How To Get A Dog To Drink From A Bottle?

Discussion in 'General Dog Training' started by myraellen, Jul 1, 2014.

  1. myraellen Well-Known Member

    My friend would like to know if it's possible to make a dog to drink from this kind of bottle:
    [IMG]

    They sell also other kind of bottles that have this kind of cap:
    [IMG]


    In case someone suggest something: they don't sell water bottles for dogs here, otherwise my friend could buy one. They sell them only for people here. We live in Finland.

    My friend sometimes tried this kind of bottle:
    http://www.mustijamirri.fi/tuote/tr-juomapullo-muovi-wire-holder-600ml/031321/
    It was for rodents. Lotta didn't want to drink from it (she didn't want to lick the tip of the tube that's in that bottle). They sell that kind of bottles only for rodents here. Besides my friend is talking about how to get Lotta to drink from the kind of bottle we have linked above.

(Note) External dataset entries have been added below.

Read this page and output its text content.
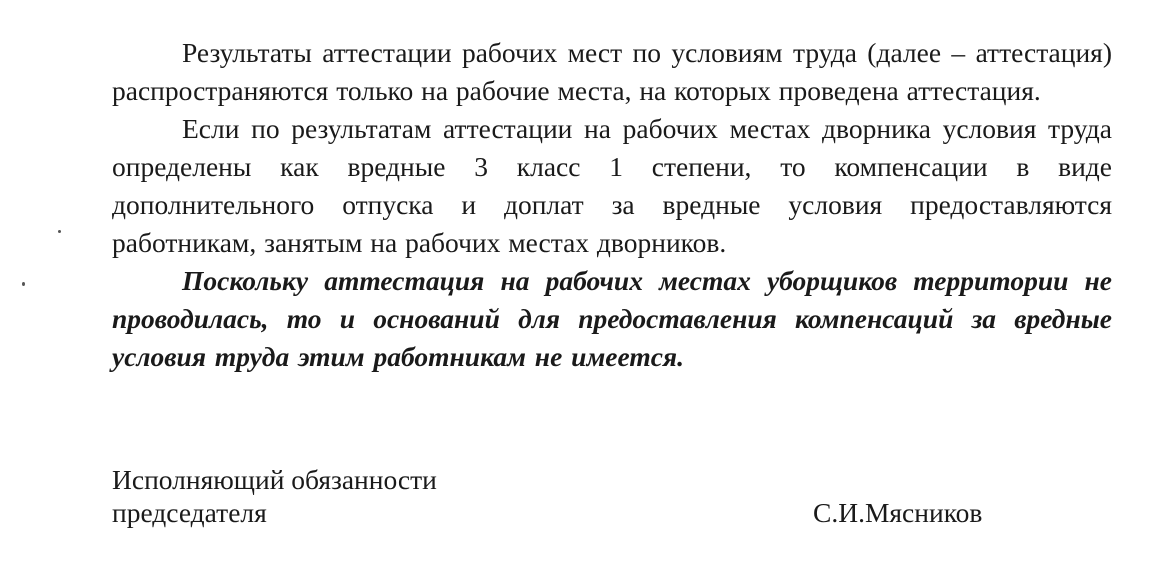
Результаты аттестации рабочих мест по условиям труда (далее – аттестация) распространяются только на рабочие места, на которых проведена аттестация.

Если по результатам аттестации на рабочих местах дворника условия труда определены как вредные 3 класс 1 степени, то компенсации в виде дополнительного отпуска и доплат за вредные условия предоставляются работникам, занятым на рабочих местах дворников.

Поскольку аттестация на рабочих местах уборщиков территории не проводилась, то и оснований для предоставления компенсаций за вредные условия труда этим работникам не имеется.

Исполняющий обязанности
председателя	С.И.Мясников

    So, my friend would like to know if it's possible to get Lotta to drink from the bottle my friend has. She had just seen this video:


    My friend should probably start with that? It should still work although that's not a dog. Although in that video the person puts a syringe into the pig's mouth, when my friend would start to use a bottle later she thought that she would do it this way:
    [IMG]

    It should also be easier that way. When one turns that bottle upside down, only drops come out of it. However, Lotta should be willing to open her mouth by herself. In theory, if Lotta would be willing to drink from it, my friend could pour a little bit at the time into Lotta's mouth. Since my friend could pour drops from it, water should not be lost that much. It wouldn't matter although a little bit of the water would get poured on the ground or on Lotta's fur.

    In case someone suggests to use meat broth, my friend would not want to make it by herself because she is a vegetarian. They don't sell ready made meat broth here. Is there some other kind of liquid in addition to meat broth that could be used in this?
    running_dog likes this.

  2. southerngirl Honored Member

  3. running_dog Honored Member

    Zac often drinks from this kind of bottle, I pour the water slowly into my cupped hand and he laps from my hand and the bottle as well. The more thirsty he is the more likely he is to drink from the bottle.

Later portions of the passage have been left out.